Nawaz Sharif options lies between Altaf & Zardari’s choices
In June 2015, the former President Asif Zardari was in a somewhat similar situation when he made a hard-hitting speech against the military establishment which had collected hard evidence on how he has been siphoning off public funds through his handpicked officials and ministers in Sindh province, his party has been ruling over. At the end of the day, Zardari abandoned his rhetoric and hence politically survived at least for the time being. Altaf Hussain however, sustained anti-military rhetoric and the net result was that his party has shattered into pieces and he himself now is suffering from political isolation.
But there is a flip side. The military has opted to discriminatorily spare its ex-chief General Musharraf allegedly involved in a far more serious breach of national security during his dictatorship. He compromised key geo-strategic interests of the state in addition to his alleged involvement in financial corruption. The army instead has been shielding him apparently to retain a deterrence of coupe against the elected governments.
Will Shahbaz Sharif abandon his elder brother?
Shahbaz Sharif is facing Rs 1.2 billion charges of money laundering, according to Ishaq Dar, the Finance Minister who made revelations in a confessional affidavit in 2000 before a judicial magistrate. The confession provides specific details on how money was channeled illegally from Pakistan to abroad on behalf of Nawaz Sharif and his brother Shahbaz Sharif. Later Dar retracted his statement and argued that he did so under duress from the then military regime. Subsequently, Lahore High Court set aside his confessional affidavit. The NAB under the influence of Sharif family played a legal trick by not filing an appeal with the Supreme Court against the unusual split High Court verdict. On the Supreme Court’s insistence during the proceedings of Panama Paper case, the NAB has now finally filed a petition with the apex court to reopen the case.
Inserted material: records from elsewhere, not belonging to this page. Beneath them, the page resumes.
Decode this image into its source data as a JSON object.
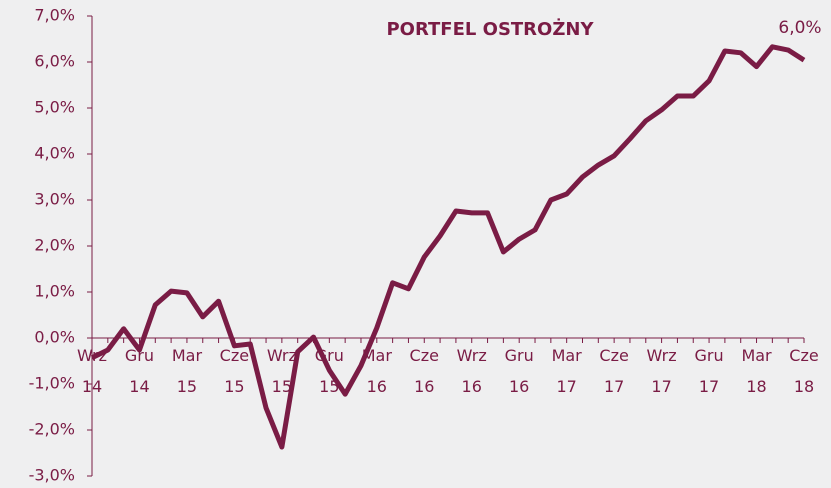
{
  "chart_data": {
    "type": "line",
    "title": "PORTFEL OSTROŻNY",
    "categories": [
      "Wrz 14",
      null,
      null,
      "Gru 14",
      null,
      null,
      "Mar 15",
      null,
      null,
      "Cze 15",
      null,
      null,
      "Wrz 15",
      null,
      null,
      "Gru 15",
      null,
      null,
      "Mar 16",
      null,
      null,
      "Cze 16",
      null,
      null,
      "Wrz 16",
      null,
      null,
      "Gru 16",
      null,
      null,
      "Mar 17",
      null,
      null,
      "Cze 17",
      null,
      null,
      "Wrz 17",
      null,
      null,
      "Gru 17",
      null,
      null,
      "Mar 18",
      null,
      null,
      "Cze 18"
    ],
    "series": [
      {
        "color": "#7a1c45",
        "values": [
          -0.43,
          -0.26,
          0.2,
          -0.26,
          0.72,
          1.02,
          0.98,
          0.46,
          0.8,
          -0.17,
          -0.13,
          -1.52,
          -2.37,
          -0.3,
          0.02,
          -0.7,
          -1.22,
          -0.6,
          0.22,
          1.2,
          1.07,
          1.76,
          2.22,
          2.76,
          2.72,
          2.72,
          1.87,
          2.15,
          2.35,
          3.0,
          3.13,
          3.5,
          3.76,
          3.96,
          4.33,
          4.72,
          4.96,
          5.26,
          5.26,
          5.59,
          6.24,
          6.2,
          5.9,
          6.33,
          6.26,
          6.04
        ],
        "value_labels": [
          null,
          null,
          null,
          null,
          null,
          null,
          null,
          null,
          null,
          null,
          null,
          null,
          null,
          null,
          null,
          null,
          null,
          null,
          null,
          null,
          null,
          null,
          null,
          null,
          null,
          null,
          null,
          null,
          null,
          null,
          null,
          null,
          null,
          null,
          null,
          null,
          null,
          null,
          null,
          null,
          null,
          null,
          null,
          null,
          null,
          "6,0%"
        ]
      }
    ],
    "ylim": [
      -3,
      7
    ],
    "yticks": [
      {
        "value": -3,
        "label": "-3,0%"
      },
      {
        "value": -2,
        "label": "-2,0%"
      },
      {
        "value": -1,
        "label": "-1,0%"
      },
      {
        "value": 0,
        "label": "0,0%"
      },
      {
        "value": 1,
        "label": "1,0%"
      },
      {
        "value": 2,
        "label": "2,0%"
      },
      {
        "value": 3,
        "label": "3,0%"
      },
      {
        "value": 4,
        "label": "4,0%"
      },
      {
        "value": 5,
        "label": "5,0%"
      },
      {
        "value": 6,
        "label": "6,0%"
      },
      {
        "value": 7,
        "label": "7,0%"
      }
    ]
  }
}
If this case is reopened, Shahbaz Sharif’s likely to be bracketed with his brother to face trial on money laundering charges.
What is at stake for the army and judiciary?
People would cast doubts on the Supreme Court if it further delays the reopening of a critically important case involving confessions of Dar against Shahbaz Sharif. If the Supreme Court takes up the NAB petition to reopen the case against Shahbaz Sharif, there is a greater likelihood that he would not abandon his brother and if the apex court continues to sit on NAB’s petition and Nawaz Sharif sustains his anti-military rhetoric, the Chief Minister of Punjab along with Chaudhary Nisar and others may abandon the deposed premier. This would strengthen Nawaz Sharif’s propaganda line of the nexus between judiciary and army in his ouster despite the fact that his disqualification and subsequent trial was based on hard shreds of evidence.